Polizeibericht für Emmendingen und Waldkirch vom 1.10.2020

polizeirevier emmendingen, waldkirch
Bild: Polizei Emmendingen

Bereich Emmendingen

Emmendingen: Vermeintliche Bedrohungslage endete glimpflich

Am Mittwoch, 30.09.2020, gegen 9 Uhr, wurde der Polizei in Emmendingen eine männliche Person gemeldet, welche mit einem Rucksack durch die Straßen laufen würde, aus dem vermeintlich ein Schulterstück oder Griffstück eines Gewehrs herausschauen soll.

Trotz sofort eingeleiteten Fahndungsmaßnahmen unter Hinzuziehung von starken Kräften des Polizeirevier Emmendingen, der Polizeihundestaffel Freiburg und Zivilkräfte des Kriminalkommissariat Emmendingen, konnte besagte Person nicht angetroffen, bzw. lokalisiert werden. Weitere polizeiliche Ermittlungen ergaben jedoch die Personalien und damit die Wohnanschrift der verdächtigen Person.

Da noch immer nicht sichergestellt war, ob es sich beim vermeintlich erkannten Gegenstand um ein Gewehr handelt, wurden weitere Sicherheitsvorkehrungen getroffen und ein benachbartes Einkaufszentrum kurzzeitig abgesperrt.

Im Zuge eines in der Wohnung des Verdächtigen durchgeführten Notzugriffs, lies sich dieser widerstandslos festnehmen. Im Nachgang wurde festgestellt, dass es sich bei dem Gegenstand um ein Luftgewehr handelt. Zu einer konkreten Bedrohung oder Gefährdung war es zu keinem Zeitpunkt gekommen.

Das Polizeirevier Emmendingen hat die Ermittlungen wegen Verstoß gegen das Waffengesetz aufgenommen.

 Wyhl: Unfallflucht in der Hauptstraße

Am Mittwochabend, 30.09.2020, um 20.19 Uhr, kam es in der Hauptstraße in Wyhl, zu einer Verkehrsunfallflucht. Ein von Weisweil kommender, dunkelfarbener 3-er BMW, kam aus unbekannten Gründen auf die Gegenfahrbahn und rammte einen dort ordnungsgemäß am Strassenrand geparkten weißen VW Caddy.

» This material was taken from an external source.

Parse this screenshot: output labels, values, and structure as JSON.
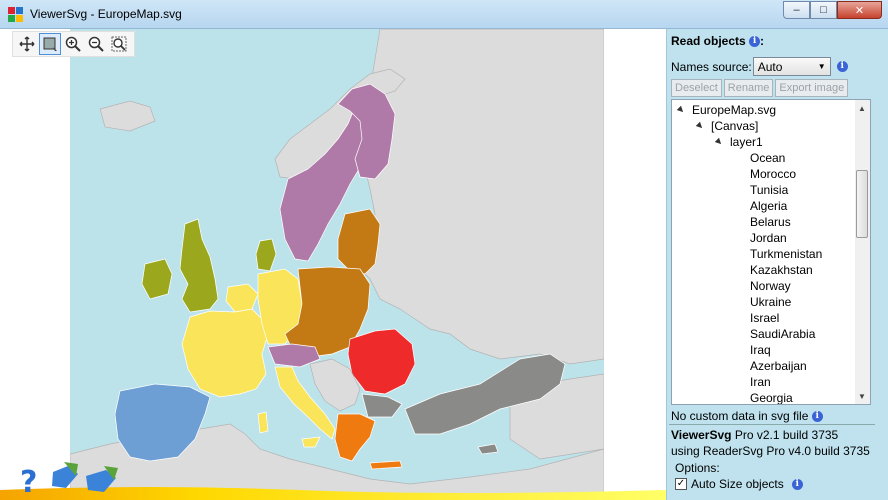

Der BMW Fahrer fuhr jedoch weiter, ohne sich um den entstandenen Schaden an dem Fahrzeug zu kümmern. Hinweise zu dem flüchtigen 3-er BMW nimmt das Polizeirevier Emmendingen (Tel.07641/582-0) entgegen.

Bereich Waldkirch

Denzlingen: Vom Spaziergang auf der B3 in die Ausnüchterungszelle

In der Nacht auf Donnerstag, 01.10.2020, meldeten mehrere Verkehrsteilnehmer, dass ein Mann, offenbar schlecht sichtbar und dunkel gekleidet auf der B3 zwischen Denzlingen und Wasser unterwegs sei. Die Polizei war schnell vor Ort und konnte Schlimmeres verhindern. Der stark alkoholisierte 43-jährige hatte wohl in seinem Rausch die Orientierung verloren und ging mitten auf der B3 vermeintlich in Richtung seines Wohnortes.

Da es niemanden gab, der sich für den Rest der Nacht um den Orientierungslosen kümmern konnte, musste ihn die Polizei in Gewahrsam nehmen und bis zur Ausnüchterung am Folgetag beaufsichtigen.